Answer rewritten: At a glance that seems to work perfectly assuming you do not move the camera nor change the light. At screen resolution it's well possible that the movements are not a problem. But the light changes in the background when you insert an object, if there's not enough distance. At least in your photos the floor is definitely different near the object. That could be fixed by having some distance or a self-illuminating background.
There's another problem: Photoshop has no proper reasoning mechanism for "this is the same as in the plain floor image, so it's background". Photoshop's blending modes are calculated pixel by pixel and proper reasoning needs some area around every pixel. That's because a single pixel in the object can still be nearly same in both images or produce the same blending result.
Here's your images blended with mode divide:
We see following faults:
- result is white also in the glossy areas of the object
- the background is well present where the object changes background light
- the background texturizes the object a little by division
Other blending modes will not help, subtract is even worse because the object is dark.
Actually one non-pixel by pixel reasoning method exists in Photoshop. We can detect edges and fill the outside or delete it (=fill with transparent). It will work if the resolution is high enough and there's no light differences An example:
Here's a fake version of your image, one without object's effect to background lightning:
Detecting edges -filter leaves only edges:
When the same is applied to the background and blending mode difference is selected, we get:
Black can be selected with magic wand. When one demands contiquous selection, that selection can be used to delete the background of the original image. The result:
Only one hitch: You should desaturate selectively with Image > Adjust > Hue & Saturation the background color from the object. It's disturbing when the background has vanished.

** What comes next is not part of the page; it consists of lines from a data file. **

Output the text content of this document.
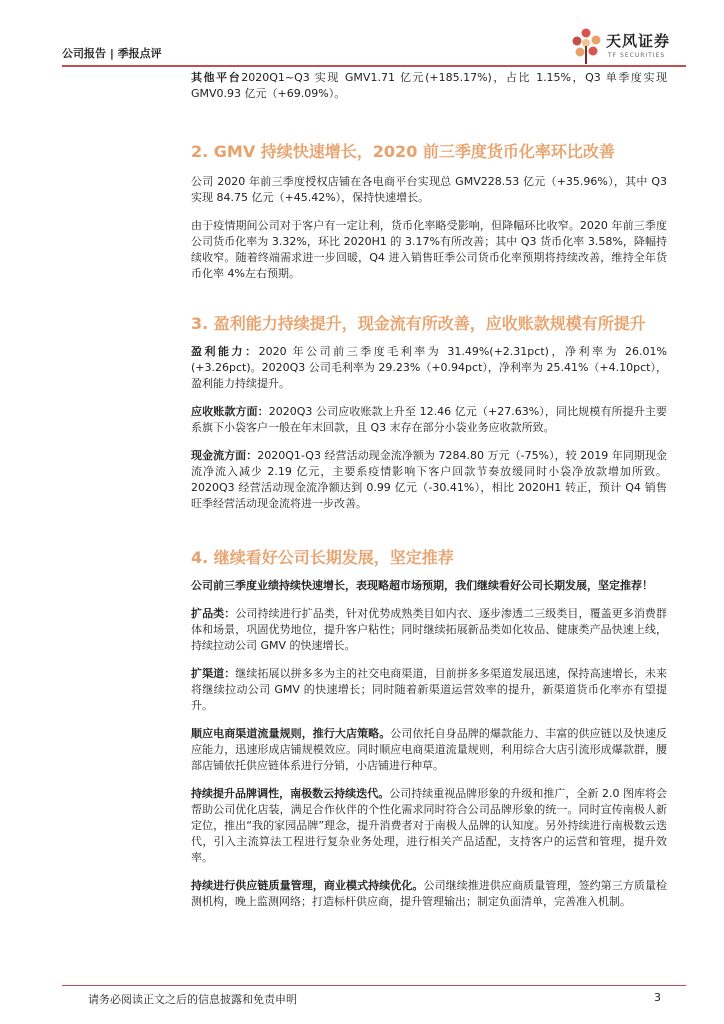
公司报告 | 季报点评
天风证券
TF SECURITIES

其他平台2020Q1~Q3 实现 GMV1.71 亿元(+185.17%)，占比 1.15%，Q3 单季度实现 GMV0.93 亿元（+69.09%）。

2. GMV 持续快速增长，2020 前三季度货币化率环比改善

公司 2020 年前三季度授权店铺在各电商平台实现总 GMV228.53 亿元（+35.96%），其中 Q3 实现 84.75 亿元（+45.42%），保持快速增长。

由于疫情期间公司对于客户有一定让利，货币化率略受影响，但降幅环比收窄。2020 年前三季度公司货币化率为 3.32%，环比 2020H1 的 3.17%有所改善；其中 Q3 货币化率 3.58%，降幅持续收窄。随着终端需求进一步回暖，Q4 进入销售旺季公司货币化率预期将持续改善，维持全年货币化率 4%左右预期。

3. 盈利能力持续提升，现金流有所改善，应收账款规模有所提升

盈利能力：2020 年公司前三季度毛利率为 31.49%(+2.31pct)，净利率为 26.01%(+3.26pct)。2020Q3 公司毛利率为 29.23%（+0.94pct），净利率为 25.41%（+4.10pct），盈利能力持续提升。

应收账款方面：2020Q3 公司应收账款上升至 12.46 亿元（+27.63%），同比规模有所提升主要系旗下小袋客户一般在年末回款，且 Q3 末存在部分小袋业务应收款所致。

现金流方面：2020Q1-Q3 经营活动现金流净额为 7284.80 万元（-75%），较 2019 年同期现金流净流入减少 2.19 亿元，主要系疫情影响下客户回款节奏放缓同时小袋净放款增加所致。2020Q3 经营活动现金流净额达到 0.99 亿元（-30.41%），相比 2020H1 转正，预计 Q4 销售旺季经营活动现金流将进一步改善。

4. 继续看好公司长期发展，坚定推荐

公司前三季度业绩持续快速增长，表现略超市场预期，我们继续看好公司长期发展，坚定推荐！

扩品类：公司持续进行扩品类，针对优势成熟类目如内衣、逐步渗透二三级类目，覆盖更多消费群体和场景，巩固优势地位，提升客户粘性；同时继续拓展新品类如化妆品、健康类产品快速上线，持续拉动公司 GMV 的快速增长。

扩渠道：继续拓展以拼多多为主的社交电商渠道，目前拼多多渠道发展迅速，保持高速增长，未来将继续拉动公司 GMV 的快速增长；同时随着新渠道运营效率的提升，新渠道货币化率亦有望提升。

顺应电商渠道流量规则，推行大店策略。公司依托自身品牌的爆款能力、丰富的供应链以及快速反应能力，迅速形成店铺规模效应。同时顺应电商渠道流量规则，利用综合大店引流形成爆款群，腰部店铺依托供应链体系进行分销，小店铺进行种草。

持续提升品牌调性，南极数云持续迭代。公司持续重视品牌形象的升级和推广，全新 2.0 图库将会帮助公司优化店装，满足合作伙伴的个性化需求同时符合公司品牌形象的统一。同时宣传南极人新定位，推出“我的家园品牌”理念，提升消费者对于南极人品牌的认知度。另外持续进行南极数云迭代，引入主流算法工程进行复杂业务处理，进行相关产品适配，支持客户的运营和管理，提升效率。

持续进行供应链质量管理，商业模式持续优化。公司继续推进供应商质量管理，签约第三方质量检测机构，晚上监测网络；打造标杆供应商，提升管理输出；制定负面清单，完善准入机制。

请务必阅读正文之后的信息披露和免责申明	3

Of course this all is quite theoretical, because if you have a background which doesn't get affected by the object, you probably can make it also bright or dark enough to use traditional methods.

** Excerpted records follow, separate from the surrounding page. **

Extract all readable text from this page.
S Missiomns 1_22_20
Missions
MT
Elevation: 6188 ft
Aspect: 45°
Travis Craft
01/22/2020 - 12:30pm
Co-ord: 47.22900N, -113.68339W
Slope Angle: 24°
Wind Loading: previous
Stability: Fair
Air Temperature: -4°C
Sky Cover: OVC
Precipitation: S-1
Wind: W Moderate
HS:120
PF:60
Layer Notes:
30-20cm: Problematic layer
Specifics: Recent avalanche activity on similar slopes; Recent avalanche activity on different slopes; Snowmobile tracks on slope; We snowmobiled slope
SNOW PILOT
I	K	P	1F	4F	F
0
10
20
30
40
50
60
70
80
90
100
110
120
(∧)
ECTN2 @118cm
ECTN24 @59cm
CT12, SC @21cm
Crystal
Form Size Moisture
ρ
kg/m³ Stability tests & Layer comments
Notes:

I suggest you accept traditional methods. It's not so difficult to take the photos properly for background removal. Have a featureless background (=uniformly lighted one) and take a silhouette photo against it. Take another photo with foreground lights on. Use the silhouette to make a selection for background removal. If you have a sturdy camera stand, you do not move your feet and you use timed shooting, the silhouette will be perfect enough even for high resolution images.
You will still need clipping paths, if the object is transparent or makes strong reflections.
Green or other color keying methods need plenty of room to prevent the background color polluting the object.
Not asked: Those of us who have made some tests around the question have surely got also this:
A perfect wooden camera! I bet this alone is worth the used time.